My twin and I were born six weeks prematurely, weighing less than seven pounds combined. These special circumstances surrounding my birth have helped to shape my passion for medicine. For as long as I can remember, I have always dreamed of becoming an obstetrician and working with moms and their newborns. My internship with the Connecticut Human Milk Research Center has exposed me the various components of importance in the treatment of premature infants, one being their nutrition.
Premature infant nutrition an elaborate field within it of itself. The complex diet of these sick and tiny babies is imperative to their current and future health. The Connecticut Human Milk Research Center and NICU at CCMC strives to encourage feeding all of its NICU babies breast milk, as it supports healthy growth and development and can protect against a plethora of conditions, such as necrotizing enterocolitis, allergies, asthma, and obesity.
Before my internship, I was not aware of the sizable number of donor breast milk banks present in the U.S. These banks provide pasteurized donor milk that has been pooled from various mothers to NICUs. Donor milk, which is seen as a medicine, can be ordered by caloric content and is used to supplement or exclusively feed the infants in need. The milk is often fortified to add protein and vitamins specific to each babies needs. I’ve learned so much about how the time of milk donation, duration in the freezer, thawing cycles, and handling of donor milk affect its micro and macronutrient composition.

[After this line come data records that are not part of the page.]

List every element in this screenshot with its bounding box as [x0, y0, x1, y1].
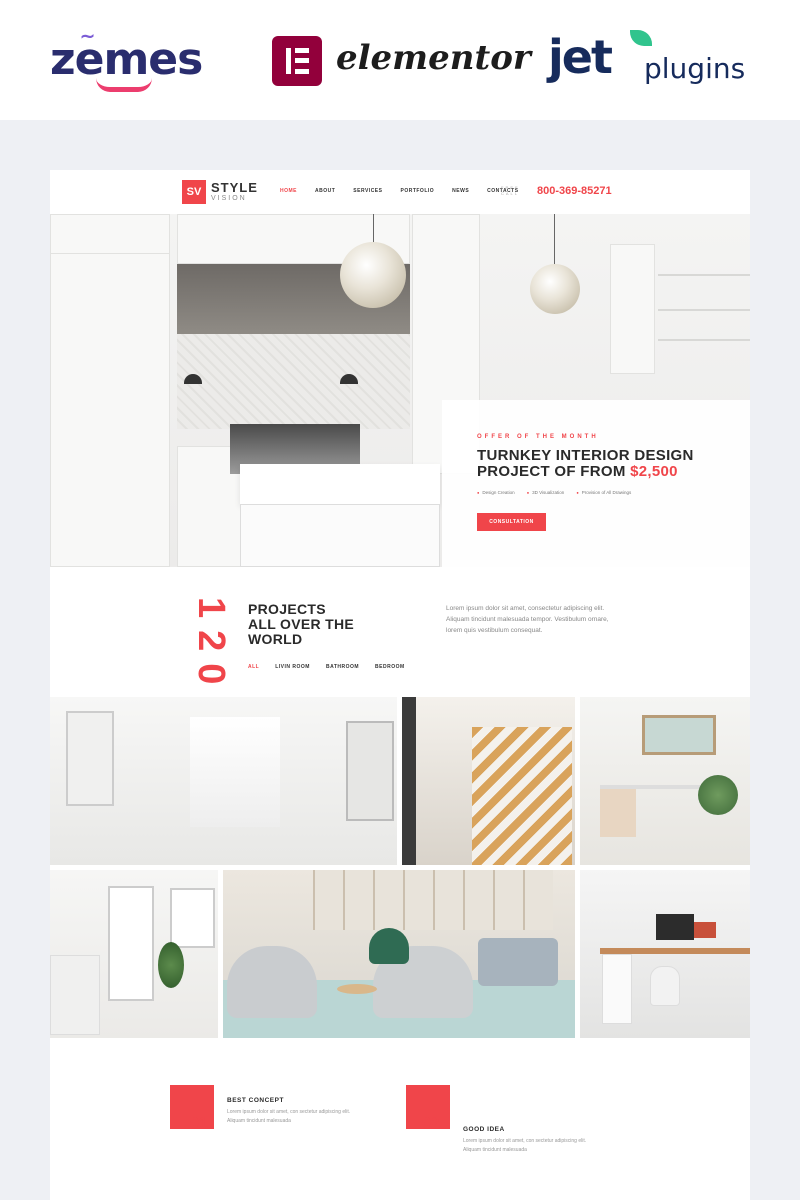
projects-title-line1: PROJECTS: [248, 601, 326, 617]
leaf-icon: [630, 30, 652, 46]
project-filters: ALL LIVIN ROOM BATHROOM BEDROOM: [248, 664, 405, 670]
gallery-image-white-hall[interactable]: [50, 697, 397, 865]
gallery-image-hallway[interactable]: [50, 870, 218, 1038]
offer-title: TURNKEY INTERIOR DESIGN PROJECT OF FROM …: [477, 448, 694, 480]
site-logo-line1[interactable]: STYLE: [211, 180, 258, 195]
feature-title: GOOD IDEA: [463, 1126, 505, 1133]
filter-bedroom[interactable]: BEDROOM: [375, 664, 405, 670]
window: [346, 721, 394, 821]
menu-item-about[interactable]: ABOUT: [315, 188, 335, 194]
hero-image: OFFER OF THE MONTH TURNKEY INTERIOR DESI…: [50, 214, 750, 567]
drawer-unit: [602, 954, 632, 1024]
right-cabinet: [610, 244, 655, 374]
jet-text: JET: [548, 30, 613, 84]
consultation-button[interactable]: CONSULTATION: [477, 513, 546, 531]
offer-feature: Provision of All Drawings: [576, 490, 632, 495]
offer-panel: OFFER OF THE MONTH TURNKEY INTERIOR DESI…: [442, 400, 750, 567]
gallery-image-lounge[interactable]: [223, 870, 575, 1038]
menu-item-news[interactable]: NEWS: [452, 188, 469, 194]
elementor-icon: [272, 36, 322, 86]
pendant-light-1: [340, 242, 406, 308]
feature-text: Lorem ipsum dolor sit amet, con sectetur…: [463, 1138, 587, 1153]
elementor-wordmark: elementor: [336, 38, 531, 78]
backsplash: [177, 334, 410, 429]
free-call-label: FREE CALL: [501, 185, 520, 196]
plugins-wordmark: plugins: [644, 52, 746, 85]
left-cabinet: [50, 214, 170, 567]
menu-item-services[interactable]: SERVICES: [353, 188, 382, 194]
site-preview: SV STYLE VISION HOME ABOUT SERVICES PORT…: [50, 170, 750, 1200]
kitchen-island: [240, 504, 440, 567]
chair: [650, 966, 680, 1006]
feature-number: 02: [422, 1115, 440, 1132]
projects-count: 120: [190, 597, 232, 697]
doorway: [190, 717, 280, 827]
offer-feature: 3D Visualization: [527, 490, 564, 495]
shelf-3: [658, 339, 750, 341]
shelf-1: [658, 274, 750, 276]
site-logo-line2: VISION: [211, 195, 247, 202]
feature-number: 01: [190, 1115, 208, 1132]
projects-description: Lorem ipsum dolor sit amet, consectetur …: [446, 605, 609, 634]
filter-bathroom[interactable]: BATHROOM: [326, 664, 359, 670]
stairs: [472, 727, 572, 865]
window: [170, 888, 215, 948]
brand-bar: ∼ zemes elementor JET plugins: [0, 0, 800, 120]
gallery-image-workspace[interactable]: [580, 870, 750, 1038]
laptop: [694, 922, 716, 938]
window: [66, 711, 114, 806]
door: [108, 886, 154, 1001]
chair: [600, 789, 636, 837]
jet-wordmark: JET: [548, 30, 613, 84]
gallery-image-desk[interactable]: [580, 697, 750, 865]
projects-title-line3: WORLD: [248, 631, 303, 647]
main-menu: HOME ABOUT SERVICES PORTFOLIO NEWS CONTA…: [280, 188, 519, 194]
wall-shadow: [402, 697, 416, 865]
offer-title-line1: TURNKEY INTERIOR DESIGN: [477, 447, 694, 464]
pendant-cord-1: [373, 214, 374, 244]
monitor: [656, 914, 694, 940]
left-cabinet-upper: [50, 214, 170, 254]
projects-section: 120 PROJECTS ALL OVER THE WORLD ALL LIVI…: [50, 567, 750, 697]
projects-title: PROJECTS ALL OVER THE WORLD: [248, 602, 388, 647]
shelf-2: [658, 309, 750, 311]
pendant-light-2: [530, 264, 580, 314]
filter-all[interactable]: ALL: [248, 664, 259, 670]
site-header: SV STYLE VISION HOME ABOUT SERVICES PORT…: [50, 170, 750, 214]
armchair: [227, 946, 317, 1018]
site-logo-mark[interactable]: SV: [182, 180, 206, 204]
feature-title: BEST CONCEPT: [227, 1097, 284, 1104]
offer-features: Design Creation 3D Visualization Provisi…: [477, 490, 631, 495]
offer-feature: Design Creation: [477, 490, 514, 495]
smile-icon: [96, 78, 152, 92]
menu-item-portfolio[interactable]: PORTFOLIO: [400, 188, 434, 194]
green-chair: [369, 928, 409, 964]
phone-number[interactable]: 800-369-85271: [537, 185, 612, 197]
sofa: [478, 938, 558, 986]
gallery-image-staircase[interactable]: [402, 697, 575, 865]
filter-living-room[interactable]: LIVIN ROOM: [275, 664, 310, 670]
pendant-cord-2: [554, 214, 555, 266]
offer-kicker: OFFER OF THE MONTH: [477, 434, 599, 440]
counter: [50, 955, 100, 1035]
artwork: [642, 715, 716, 755]
projects-title-line2: ALL OVER THE: [248, 616, 355, 632]
feature-text: Lorem ipsum dolor sit amet, con sectetur…: [227, 1109, 351, 1124]
window-frame: [313, 870, 553, 930]
menu-item-home[interactable]: HOME: [280, 188, 297, 194]
side-table: [337, 984, 377, 994]
plant: [698, 775, 738, 815]
offer-title-line2: PROJECT OF FROM: [477, 463, 631, 480]
offer-price: $2,500: [630, 463, 678, 480]
plant: [158, 942, 184, 988]
island-top: [240, 464, 440, 504]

After shadowing in the NICU, I’ve witnessed the immense changes these once teeny newborns can have over a few months as they meet milestones and finally become healthy enough to go home with their families. I had not previously considered going into neonatology, but the compassionate doctors, nurses, and researchers have made me consider a change in which specialty I’ll choose. There has been nothing more gratifying than seeing parents so thankful and elated to bring their baby home after a long stay at the NICU.